How we store your personal information:

Your information is securely stored:

Where data is stored on paper, it will always be kept in a secure place where an unauthorised person cannot access or see it.

This also applies to data stored electronically, which has been printed out were necessary for record purposes.

We will keep your information for no longer than necessary for the purpose for which it was obtained. If a document and/or information is no longer required, we will dispose of your information by deleting it and/or shredding hard copies of the information.

Your data protection rights:

  • You may request Mizu to correct or supplement any of your personal data.

 

How do we use cookies ?

As most of the online services, our website uses first-party and third-party cookies for several purposes. First-party cookies are mostly necessary for the website to function the right way, and they do not collect any of your personally identifiable data.

The third-party cookies used on our website are mainly for understanding how the website performs, how you interact with our website, keeping our services secure, providing advertisements that are relevant to you, and all in all providing you with a better and improved user experience and help speed up your future interactions with our website.

Cookies are text files with small pieces of data — like a username and password — that are used to identify your computer as you use a computer network. Specific cookies known as HTTP cookies are used to identify specific users and improve your web browsing experience.

Data stored in a cookie is created by the server upon your connection. This data is labeled with an ID unique to you and your computer.

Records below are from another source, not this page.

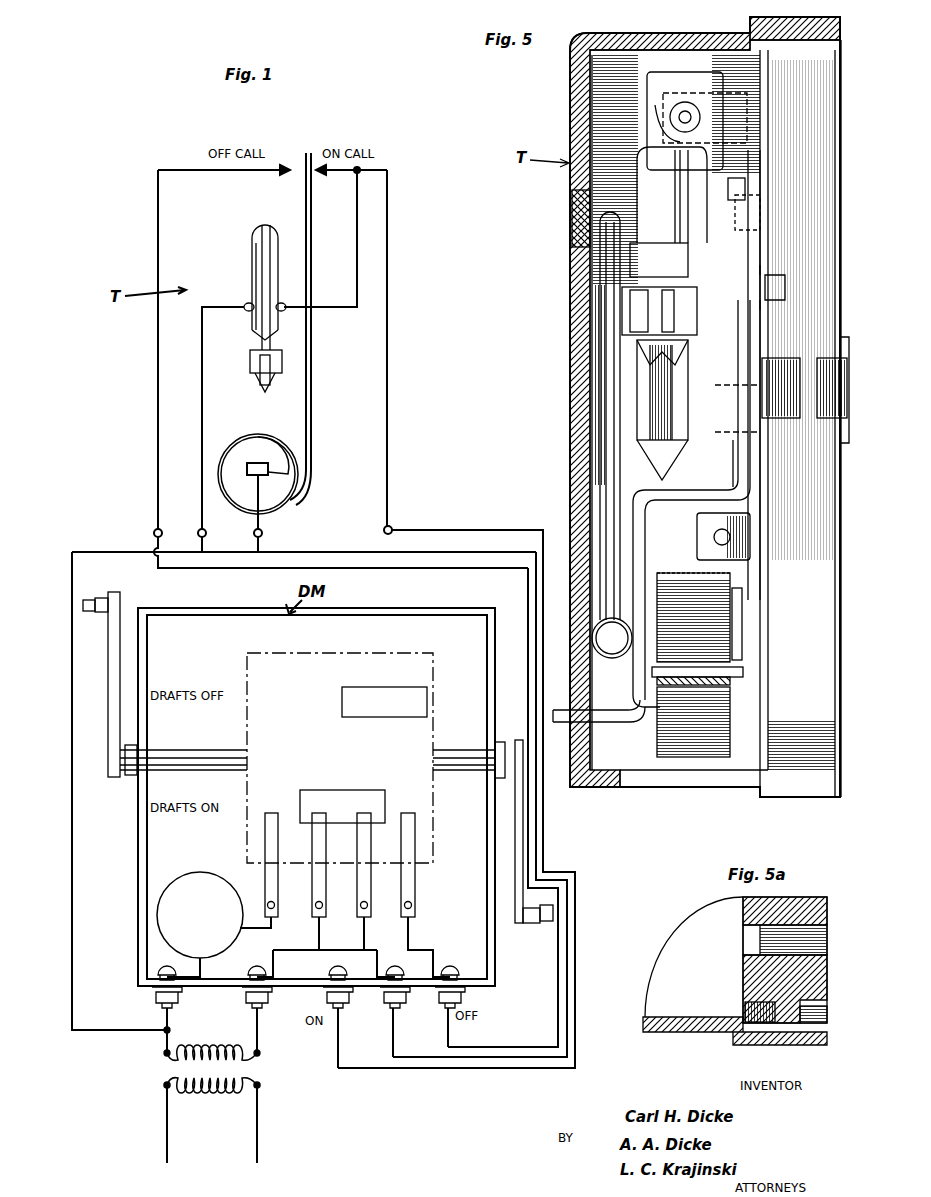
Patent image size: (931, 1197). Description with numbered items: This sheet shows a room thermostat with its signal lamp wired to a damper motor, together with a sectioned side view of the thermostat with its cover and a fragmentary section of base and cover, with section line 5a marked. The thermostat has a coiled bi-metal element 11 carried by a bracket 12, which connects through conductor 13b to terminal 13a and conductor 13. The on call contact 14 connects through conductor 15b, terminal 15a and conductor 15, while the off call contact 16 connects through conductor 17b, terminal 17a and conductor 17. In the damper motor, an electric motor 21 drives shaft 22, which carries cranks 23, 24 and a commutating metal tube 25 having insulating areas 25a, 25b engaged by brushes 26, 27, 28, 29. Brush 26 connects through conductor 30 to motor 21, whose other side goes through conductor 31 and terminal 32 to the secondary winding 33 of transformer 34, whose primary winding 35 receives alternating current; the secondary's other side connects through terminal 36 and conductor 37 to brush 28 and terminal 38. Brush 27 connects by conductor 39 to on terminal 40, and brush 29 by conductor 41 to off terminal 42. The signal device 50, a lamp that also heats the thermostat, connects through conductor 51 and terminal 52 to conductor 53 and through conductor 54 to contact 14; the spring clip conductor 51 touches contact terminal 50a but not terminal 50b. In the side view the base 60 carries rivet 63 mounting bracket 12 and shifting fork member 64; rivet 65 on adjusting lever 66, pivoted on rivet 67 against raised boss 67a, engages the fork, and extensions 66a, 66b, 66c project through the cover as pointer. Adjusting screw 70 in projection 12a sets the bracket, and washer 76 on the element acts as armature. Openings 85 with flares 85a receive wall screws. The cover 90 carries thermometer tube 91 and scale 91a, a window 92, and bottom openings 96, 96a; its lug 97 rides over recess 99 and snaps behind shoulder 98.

In FIG. 1, the coiled bi-metal element 11 is at (300, 500).
In FIG. 5, the coiled bi-metal element 11 is at (731, 732).
In FIG. 1, the bracket 12 is at (262, 456).
In FIG. 5, the bracket 12 is at (732, 688).
In FIG. 5, the projection 12a is at (697, 522).
In FIG. 1, the conductor 13 is at (335, 552).
In FIG. 1, the terminal 13a is at (263, 533).
In FIG. 1, the conductor 13b is at (262, 488).
In FIG. 1, the on call contact 14 is at (320, 172).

When the cookie is exchanged between your computer and the network server, the server reads the ID and knows what information to specifically serve to you.

Media

If you upload images to the website, you should avoid uploading images with embedded location data (EXIF GPS) included. Visitors to the website can download and extract any location data from images on the website.

Embedded content from other websites

Articles on this site may include embedded content (e.g. videos, images, articles, etc.). Embedded content from other websites behaves in the exact same way as if the visitor has visited the other website.

These websites may collect data about you, use cookies, embed additional third-party tracking, and monitor your interaction with that embedded content, including tracking your interaction with the embedded content if you have an account and are logged in to that website.